Afterpay shares jumped slightly above Square’s indicative buy price in early trading before settling just below AUD 116.51 by mid-afternoon, up 20.55% and helping to push the broader market up 1.4%.
“We built our business to make the financial system more fair, accessible and inclusive, and Afterpay has built a trusted brand aligned with these principles,” Dorsey said in the statement.
“Together, we can better connect our…ecosystems to deliver even more compelling products and services to merchants and consumers, empowering them.”
Afterpay’s founders said the deal marked “significant recognition for Australia’s tech industry as homegrown innovation continues to be shared more widely across the world.”
The deal, which eclipses the previous record for a completed Australian takeover – the $16 billion sale of Westfield’s global shopping center empire to Unibail-Rodamco in 2018 – has also boosted shares of rival BNPL player Zip Co Ltd, by 7.53%.
Afterpay also competes with unlisted Swedish company Klarna Inc, as well as new offerings from veteran US online payments provider PayPal Holdings Inc.
“Few other contenders are as well-suited as Square,” analysts from Wilsons Advisory and Stockbroking said in a research note.
“With…PayPal already achieving early success in their native BNPL, with the exception of major US tech titans (Amazon.com Inc, Apple Inc) pushing for an 11 a.m. bid, we expect a proposal competitor of a new party is low risk.”
Credit Suisse analysts said the tie-up appeared to be a “clear fit” with “strategic merit” based on cross-selling payment products, and agreed a competing bid was unlikely.
Australia’s Competition and Consumer Commission, which is expected to approve the transaction, said it had just been made aware of the plan and “will review it carefully once we see the details”.
Established in 2014, Afterpay was the forerunner of the niche online payments industry without credit checks that burst into the mainstream last year as more and more people, especially young people, chose to pay in installments for everyday items during the pandemic.
BNPL companies lend buyers instant funds, usually up to a few thousand dollars, which can be repaid without interest.
Since they usually make money from merchant commissions and late fees – not interest payments – they circumvent the legal definition of credit and therefore credit laws.
This means that BNPL providers are not required to perform background checks on new accounts, unlike credit card companies, and normally only ask for the applicant’s name, address and date of birth. Critics say this makes the system an easier target for fraud.
Loose regulation, growing popularity, and rapid user adoption have led to rapid growth in the industry and reportedly even prompted Apple to launch a service.
For Afterpay, the deal with Square provides a broad customer base in its main target market, the United States, where its sales for fiscal year 2021 nearly tripled to A$11.1 billion in constant currencies.
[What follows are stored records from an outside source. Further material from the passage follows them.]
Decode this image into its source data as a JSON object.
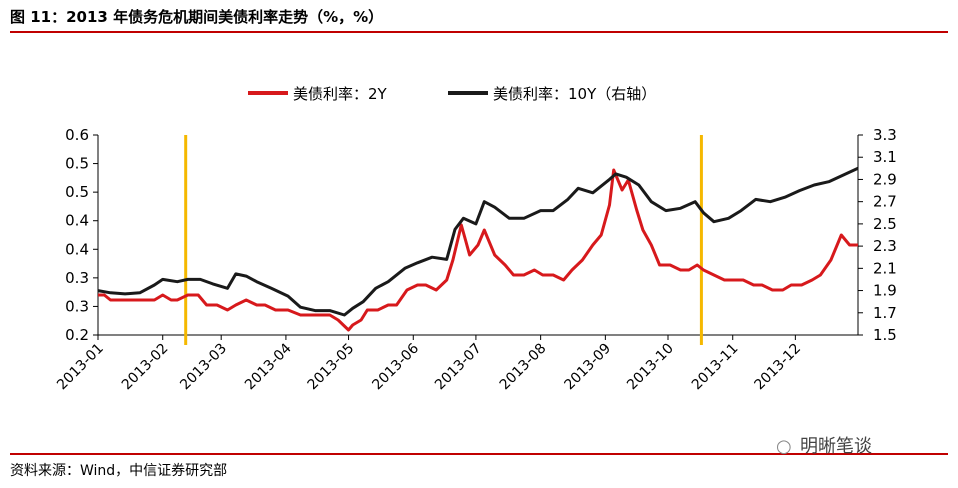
{
  "figure_title": "图 11：2013 年债务危机期间美债利率走势（%，%）",
  "source": "资料来源：Wind，中信证券研究部",
  "watermark": "明晰笔谈",
  "colors": {
    "series_2y": "#d7191c",
    "series_10y": "#1a1a1a",
    "marker": "#f5b800",
    "rule": "#c00000"
  },
  "chart_data": {
    "type": "line",
    "title": "图 11：2013 年债务危机期间美债利率走势（%，%）",
    "x_tick_labels": [
      "2013-01",
      "2013-02",
      "2013-03",
      "2013-04",
      "2013-05",
      "2013-06",
      "2013-07",
      "2013-08",
      "2013-09",
      "2013-10",
      "2013-11",
      "2013-12"
    ],
    "y_left_tick_labels": [
      "0.2",
      "0.3",
      "0.3",
      "0.4",
      "0.4",
      "0.5",
      "0.5",
      "0.6"
    ],
    "y_left_range": [
      0.2,
      0.6
    ],
    "y_right_tick_labels": [
      "1.5",
      "1.7",
      "1.9",
      "2.1",
      "2.3",
      "2.5",
      "2.7",
      "2.9",
      "3.1",
      "3.3"
    ],
    "y_right_range": [
      1.5,
      3.3
    ],
    "legend_position": "top",
    "vertical_markers": [
      "2013-02-12",
      "2013-10-17"
    ],
    "series": [
      {
        "name": "美债利率：2Y",
        "axis": "left",
        "color": "#d7191c",
        "points": [
          [
            "2013-01-01",
            0.28
          ],
          [
            "2013-01-04",
            0.28
          ],
          [
            "2013-01-07",
            0.27
          ],
          [
            "2013-01-10",
            0.27
          ],
          [
            "2013-01-14",
            0.27
          ],
          [
            "2013-01-18",
            0.27
          ],
          [
            "2013-01-23",
            0.27
          ],
          [
            "2013-01-28",
            0.27
          ],
          [
            "2013-02-01",
            0.28
          ],
          [
            "2013-02-05",
            0.27
          ],
          [
            "2013-02-08",
            0.27
          ],
          [
            "2013-02-13",
            0.28
          ],
          [
            "2013-02-18",
            0.28
          ],
          [
            "2013-02-22",
            0.26
          ],
          [
            "2013-02-27",
            0.26
          ],
          [
            "2013-03-04",
            0.25
          ],
          [
            "2013-03-08",
            0.26
          ],
          [
            "2013-03-13",
            0.27
          ],
          [
            "2013-03-18",
            0.26
          ],
          [
            "2013-03-22",
            0.26
          ],
          [
            "2013-03-27",
            0.25
          ],
          [
            "2013-04-02",
            0.25
          ],
          [
            "2013-04-08",
            0.24
          ],
          [
            "2013-04-12",
            0.24
          ],
          [
            "2013-04-17",
            0.24
          ],
          [
            "2013-04-22",
            0.24
          ],
          [
            "2013-04-26",
            0.23
          ],
          [
            "2013-05-01",
            0.21
          ],
          [
            "2013-05-03",
            0.22
          ],
          [
            "2013-05-07",
            0.23
          ],
          [
            "2013-05-10",
            0.25
          ],
          [
            "2013-05-15",
            0.25
          ],
          [
            "2013-05-20",
            0.26
          ],
          [
            "2013-05-24",
            0.26
          ],
          [
            "2013-05-29",
            0.29
          ],
          [
            "2013-06-03",
            0.3
          ],
          [
            "2013-06-07",
            0.3
          ],
          [
            "2013-06-12",
            0.29
          ],
          [
            "2013-06-17",
            0.31
          ],
          [
            "2013-06-20",
            0.35
          ],
          [
            "2013-06-24",
            0.42
          ],
          [
            "2013-06-26",
            0.39
          ],
          [
            "2013-06-28",
            0.36
          ],
          [
            "2013-07-02",
            0.38
          ],
          [
            "2013-07-05",
            0.41
          ],
          [
            "2013-07-10",
            0.36
          ],
          [
            "2013-07-15",
            0.34
          ],
          [
            "2013-07-19",
            0.32
          ],
          [
            "2013-07-24",
            0.32
          ],
          [
            "2013-07-29",
            0.33
          ],
          [
            "2013-08-02",
            0.32
          ],
          [
            "2013-08-07",
            0.32
          ],
          [
            "2013-08-12",
            0.31
          ],
          [
            "2013-08-16",
            0.33
          ],
          [
            "2013-08-21",
            0.35
          ],
          [
            "2013-08-26",
            0.38
          ],
          [
            "2013-08-30",
            0.4
          ],
          [
            "2013-09-03",
            0.46
          ],
          [
            "2013-09-05",
            0.53
          ],
          [
            "2013-09-09",
            0.49
          ],
          [
            "2013-09-12",
            0.51
          ],
          [
            "2013-09-16",
            0.45
          ],
          [
            "2013-09-19",
            0.41
          ],
          [
            "2013-09-23",
            0.38
          ],
          [
            "2013-09-27",
            0.34
          ],
          [
            "2013-10-02",
            0.34
          ],
          [
            "2013-10-07",
            0.33
          ],
          [
            "2013-10-11",
            0.33
          ],
          [
            "2013-10-15",
            0.34
          ],
          [
            "2013-10-18",
            0.33
          ],
          [
            "2013-10-23",
            0.32
          ],
          [
            "2013-10-28",
            0.31
          ],
          [
            "2013-11-01",
            0.31
          ],
          [
            "2013-11-06",
            0.31
          ],
          [
            "2013-11-11",
            0.3
          ],
          [
            "2013-11-15",
            0.3
          ],
          [
            "2013-11-20",
            0.29
          ],
          [
            "2013-11-25",
            0.29
          ],
          [
            "2013-11-29",
            0.3
          ],
          [
            "2013-12-04",
            0.3
          ],
          [
            "2013-12-09",
            0.31
          ],
          [
            "2013-12-13",
            0.32
          ],
          [
            "2013-12-18",
            0.35
          ],
          [
            "2013-12-23",
            0.4
          ],
          [
            "2013-12-27",
            0.38
          ],
          [
            "2013-12-31",
            0.38
          ]
        ]
      },
      {
        "name": "美债利率：10Y（右轴）",
        "axis": "right",
        "color": "#1a1a1a",
        "points": [
          [
            "2013-01-01",
            1.9
          ],
          [
            "2013-01-07",
            1.88
          ],
          [
            "2013-01-14",
            1.87
          ],
          [
            "2013-01-21",
            1.88
          ],
          [
            "2013-01-28",
            1.95
          ],
          [
            "2013-02-01",
            2.0
          ],
          [
            "2013-02-08",
            1.98
          ],
          [
            "2013-02-13",
            2.0
          ],
          [
            "2013-02-19",
            2.0
          ],
          [
            "2013-02-25",
            1.96
          ],
          [
            "2013-03-04",
            1.92
          ],
          [
            "2013-03-08",
            2.05
          ],
          [
            "2013-03-13",
            2.03
          ],
          [
            "2013-03-18",
            1.98
          ],
          [
            "2013-03-25",
            1.92
          ],
          [
            "2013-04-02",
            1.85
          ],
          [
            "2013-04-08",
            1.75
          ],
          [
            "2013-04-15",
            1.72
          ],
          [
            "2013-04-22",
            1.72
          ],
          [
            "2013-04-29",
            1.68
          ],
          [
            "2013-05-03",
            1.74
          ],
          [
            "2013-05-08",
            1.8
          ],
          [
            "2013-05-14",
            1.92
          ],
          [
            "2013-05-20",
            1.98
          ],
          [
            "2013-05-28",
            2.1
          ],
          [
            "2013-06-03",
            2.15
          ],
          [
            "2013-06-10",
            2.2
          ],
          [
            "2013-06-17",
            2.18
          ],
          [
            "2013-06-21",
            2.45
          ],
          [
            "2013-06-25",
            2.55
          ],
          [
            "2013-07-01",
            2.5
          ],
          [
            "2013-07-05",
            2.7
          ],
          [
            "2013-07-10",
            2.65
          ],
          [
            "2013-07-17",
            2.55
          ],
          [
            "2013-07-24",
            2.55
          ],
          [
            "2013-08-01",
            2.62
          ],
          [
            "2013-08-07",
            2.62
          ],
          [
            "2013-08-14",
            2.72
          ],
          [
            "2013-08-19",
            2.82
          ],
          [
            "2013-08-26",
            2.78
          ],
          [
            "2013-09-03",
            2.9
          ],
          [
            "2013-09-06",
            2.95
          ],
          [
            "2013-09-11",
            2.92
          ],
          [
            "2013-09-17",
            2.85
          ],
          [
            "2013-09-23",
            2.7
          ],
          [
            "2013-09-30",
            2.62
          ],
          [
            "2013-10-07",
            2.64
          ],
          [
            "2013-10-14",
            2.7
          ],
          [
            "2013-10-18",
            2.6
          ],
          [
            "2013-10-23",
            2.52
          ],
          [
            "2013-10-30",
            2.55
          ],
          [
            "2013-11-05",
            2.62
          ],
          [
            "2013-11-12",
            2.72
          ],
          [
            "2013-11-19",
            2.7
          ],
          [
            "2013-11-26",
            2.74
          ],
          [
            "2013-12-03",
            2.8
          ],
          [
            "2013-12-10",
            2.85
          ],
          [
            "2013-12-17",
            2.88
          ],
          [
            "2013-12-24",
            2.94
          ],
          [
            "2013-12-31",
            3.0
          ]
        ]
      }
    ]
  }
}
The deal “appears close to a done deal, absent a superior proposition,” Ord Minnett analyst Phillip Chippindale said, adding that it “brings significant benefits of scale, including to Square’s Seller and Cash app products”.
Talks between the two companies began more than a year ago and Square was confident there was no competing offer, a person with direct knowledge of the deal said.
Afterpay shareholders will receive 0.375 Class A Square shares for each Afterpay share they hold, implying a price of approximately A$126.21 per share based on Square’s close on Friday, the companies said. . The deal includes a break clause worth A$385 million triggered by certain circumstances, such as if Square’s investors don’t approve the takeover.
Square said it would undertake a secondary listing on the Australian Securities Exchange to allow Afterpay shareholders to trade shares through CHESS Depository Interests (CDIs).
Morgan Stanley advised Square on the deal, while Goldman Sachs and Highbury Partnership consulted with Afterpay and its board.